Como vimos, a dinâmica social brasileira se desdobra em um sistema violento de segregação espacial e divisão sexual e racial do trabalho. Recaem sobre mulheres, com destaque para as pobres e negras, as responsabilidades ligadas à esfera doméstica, a superexploração de seu trabalho e a falta de acesso a direitos básicos.

O perfil da grande maioria das mulheres que chegam na Tina são mulheres que sofrem violência doméstica, por marido, pai ou irmãos. A maioria são mulheres proletárias, negras, que não têm formação completa, geralmente somente a formação básica e que se casaram muito cedo. (Alexandra)

Após o acolhimento, o abrigamento poderá ocorrer em casos específicos, quando necessário e possível. A comissão de abrigamento que avalia as possibilidades de abrigar ou não a mulher em situação de violência. A Casa consegue abrigar, por tempo determinado, até oito mulheres em situação de emergência.

Eu falo muito que abrigar é a parte mais tranquila para gente; o difícil é a gente construir saídas para essa mulher. Então tem casos que por mais que a gente queira e perceba a necessidade daquela mulher, a gente não vai ter condições de articular uma saída para ela, a não ser que a gente tenha o auxílio e o apoio de outras políticas públicas, principalmente a política de habitação. É algo que está muito ligado. Eu acho que um dos maiores motivos para as mulheres se manterem numa situação de violência é a questão da moradia, da dependência, não só econômica, mas do espaço seguro para ela estar. Vemos muito isso: a mulher sai de uma situação de violência doméstica dentro do seu âmbito familiar e passa por uma situação de violência institucional, por não ter acesso a trabalho e renda, à escola pros filhos, à creche, à saúde e à habitação. São políticas que infelizmente não andam junto com a política de assistência.

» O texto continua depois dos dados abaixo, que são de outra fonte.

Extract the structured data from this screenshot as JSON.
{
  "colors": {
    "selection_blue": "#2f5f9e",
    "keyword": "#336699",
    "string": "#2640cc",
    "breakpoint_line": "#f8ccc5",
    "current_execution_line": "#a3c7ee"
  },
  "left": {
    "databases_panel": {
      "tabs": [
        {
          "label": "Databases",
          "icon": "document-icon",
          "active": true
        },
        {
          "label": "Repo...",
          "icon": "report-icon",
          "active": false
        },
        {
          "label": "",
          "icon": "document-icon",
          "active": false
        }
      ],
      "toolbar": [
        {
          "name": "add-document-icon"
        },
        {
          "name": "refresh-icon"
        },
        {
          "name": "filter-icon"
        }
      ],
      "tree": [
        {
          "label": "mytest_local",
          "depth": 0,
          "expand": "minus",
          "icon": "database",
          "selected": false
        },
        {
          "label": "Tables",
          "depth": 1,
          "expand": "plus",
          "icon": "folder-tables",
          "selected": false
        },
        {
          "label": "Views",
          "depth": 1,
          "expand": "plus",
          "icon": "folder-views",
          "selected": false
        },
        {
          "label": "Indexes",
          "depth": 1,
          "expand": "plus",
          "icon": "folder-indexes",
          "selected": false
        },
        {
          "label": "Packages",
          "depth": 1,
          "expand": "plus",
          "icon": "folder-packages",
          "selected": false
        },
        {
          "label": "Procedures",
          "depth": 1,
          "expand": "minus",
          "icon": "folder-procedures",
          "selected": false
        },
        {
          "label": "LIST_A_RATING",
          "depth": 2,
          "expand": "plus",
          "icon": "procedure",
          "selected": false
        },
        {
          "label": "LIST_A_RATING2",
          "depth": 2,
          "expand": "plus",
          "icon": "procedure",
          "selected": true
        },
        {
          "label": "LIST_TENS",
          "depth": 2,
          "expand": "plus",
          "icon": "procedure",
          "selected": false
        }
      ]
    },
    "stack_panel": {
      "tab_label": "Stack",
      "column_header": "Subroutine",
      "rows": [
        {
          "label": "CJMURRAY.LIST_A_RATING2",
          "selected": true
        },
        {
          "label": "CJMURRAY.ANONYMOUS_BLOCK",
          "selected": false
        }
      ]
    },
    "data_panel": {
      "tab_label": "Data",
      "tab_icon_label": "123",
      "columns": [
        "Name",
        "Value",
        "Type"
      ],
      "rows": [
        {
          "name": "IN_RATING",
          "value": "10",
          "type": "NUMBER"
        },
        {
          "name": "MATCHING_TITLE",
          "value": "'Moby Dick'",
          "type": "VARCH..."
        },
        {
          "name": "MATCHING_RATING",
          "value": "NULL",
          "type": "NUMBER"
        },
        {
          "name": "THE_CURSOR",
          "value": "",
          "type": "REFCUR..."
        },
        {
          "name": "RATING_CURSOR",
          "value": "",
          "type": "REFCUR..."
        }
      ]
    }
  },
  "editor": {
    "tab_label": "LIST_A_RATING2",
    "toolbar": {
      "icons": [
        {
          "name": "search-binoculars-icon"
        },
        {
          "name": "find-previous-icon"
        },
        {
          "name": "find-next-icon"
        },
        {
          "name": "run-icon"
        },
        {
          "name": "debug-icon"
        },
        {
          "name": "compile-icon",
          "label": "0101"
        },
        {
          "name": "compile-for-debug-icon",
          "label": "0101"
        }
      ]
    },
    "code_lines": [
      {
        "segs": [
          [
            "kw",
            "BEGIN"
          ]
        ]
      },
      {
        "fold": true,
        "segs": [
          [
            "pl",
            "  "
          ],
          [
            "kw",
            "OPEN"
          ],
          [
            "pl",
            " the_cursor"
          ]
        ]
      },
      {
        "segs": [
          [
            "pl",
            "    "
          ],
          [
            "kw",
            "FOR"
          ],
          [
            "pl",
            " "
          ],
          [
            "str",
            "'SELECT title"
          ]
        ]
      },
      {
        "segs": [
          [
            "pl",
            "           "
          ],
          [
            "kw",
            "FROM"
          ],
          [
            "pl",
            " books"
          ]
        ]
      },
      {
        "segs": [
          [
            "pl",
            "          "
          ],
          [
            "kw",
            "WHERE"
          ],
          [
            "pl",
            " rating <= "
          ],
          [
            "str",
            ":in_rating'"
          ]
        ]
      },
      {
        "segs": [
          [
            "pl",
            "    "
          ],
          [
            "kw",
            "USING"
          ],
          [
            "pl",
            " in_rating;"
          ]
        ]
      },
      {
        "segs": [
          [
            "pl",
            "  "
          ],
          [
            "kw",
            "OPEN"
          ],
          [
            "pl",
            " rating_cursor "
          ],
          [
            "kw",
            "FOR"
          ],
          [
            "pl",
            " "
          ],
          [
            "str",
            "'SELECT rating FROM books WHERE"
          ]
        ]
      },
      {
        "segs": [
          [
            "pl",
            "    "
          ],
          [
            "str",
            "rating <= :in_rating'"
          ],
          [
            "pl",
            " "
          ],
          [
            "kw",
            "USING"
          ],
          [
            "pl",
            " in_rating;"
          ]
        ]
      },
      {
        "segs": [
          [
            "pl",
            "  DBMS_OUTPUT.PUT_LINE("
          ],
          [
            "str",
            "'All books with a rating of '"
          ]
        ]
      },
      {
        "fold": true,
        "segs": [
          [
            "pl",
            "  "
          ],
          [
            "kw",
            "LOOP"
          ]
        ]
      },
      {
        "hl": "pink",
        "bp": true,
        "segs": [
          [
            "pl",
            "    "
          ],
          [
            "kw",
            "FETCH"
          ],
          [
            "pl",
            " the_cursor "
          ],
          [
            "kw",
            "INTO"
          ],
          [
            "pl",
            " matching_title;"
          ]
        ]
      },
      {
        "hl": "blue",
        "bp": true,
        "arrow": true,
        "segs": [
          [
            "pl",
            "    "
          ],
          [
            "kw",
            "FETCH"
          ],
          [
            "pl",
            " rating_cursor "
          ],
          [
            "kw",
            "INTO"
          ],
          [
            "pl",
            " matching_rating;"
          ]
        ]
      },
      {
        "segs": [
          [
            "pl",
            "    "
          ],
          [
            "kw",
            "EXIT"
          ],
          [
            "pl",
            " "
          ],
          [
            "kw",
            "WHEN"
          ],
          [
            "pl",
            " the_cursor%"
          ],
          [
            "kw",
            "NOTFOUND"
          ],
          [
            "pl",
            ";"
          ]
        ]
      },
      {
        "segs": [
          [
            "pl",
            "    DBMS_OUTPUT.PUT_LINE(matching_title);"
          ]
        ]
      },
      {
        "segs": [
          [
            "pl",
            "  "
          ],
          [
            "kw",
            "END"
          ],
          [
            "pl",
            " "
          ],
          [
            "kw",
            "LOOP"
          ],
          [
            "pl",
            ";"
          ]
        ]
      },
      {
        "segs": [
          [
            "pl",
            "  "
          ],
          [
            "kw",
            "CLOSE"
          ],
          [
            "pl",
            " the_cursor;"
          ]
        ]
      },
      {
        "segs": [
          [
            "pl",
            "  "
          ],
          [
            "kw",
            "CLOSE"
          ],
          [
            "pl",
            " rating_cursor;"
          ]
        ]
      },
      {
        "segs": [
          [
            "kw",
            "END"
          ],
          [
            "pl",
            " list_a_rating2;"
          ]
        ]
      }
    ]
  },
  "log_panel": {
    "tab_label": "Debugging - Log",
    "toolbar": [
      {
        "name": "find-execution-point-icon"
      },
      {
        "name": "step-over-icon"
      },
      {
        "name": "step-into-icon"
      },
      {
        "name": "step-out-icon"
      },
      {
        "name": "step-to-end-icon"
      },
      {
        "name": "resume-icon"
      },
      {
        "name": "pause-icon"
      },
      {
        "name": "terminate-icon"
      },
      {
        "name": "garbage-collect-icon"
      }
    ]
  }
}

Várias mulheres que já passaram pela Tina Martins conseguiram sair da casa porque se organizaram no MLB e foram lutar por um espaço de moradia. (Silvia)

Segundo Jéssica Santana, a Casa de Referência e o Movimento Olga Benário continuam atuando na lógica “com o Estado, apesar do Estado e contra o Estado” (Souza, 2010, citado por Santana, 2021, p.164), indo além dele nas práticas cotidianas do corpo, do cuidado e da produção do espaço. Segundo a autora, o processo da práxis espacial e cotidiana continua proporcionando um amadurecimento tanto das políticas internas quanto externas à Casa Tina Martins, “visando melhorar, pouco a pouco, e qualificar diariamente os serviços que prestamos tanto às mulheres abrigadas, em estado emergencial, quanto às mulheres acolhidas como um todo que recorrem à Casa para obter orientações” (idem).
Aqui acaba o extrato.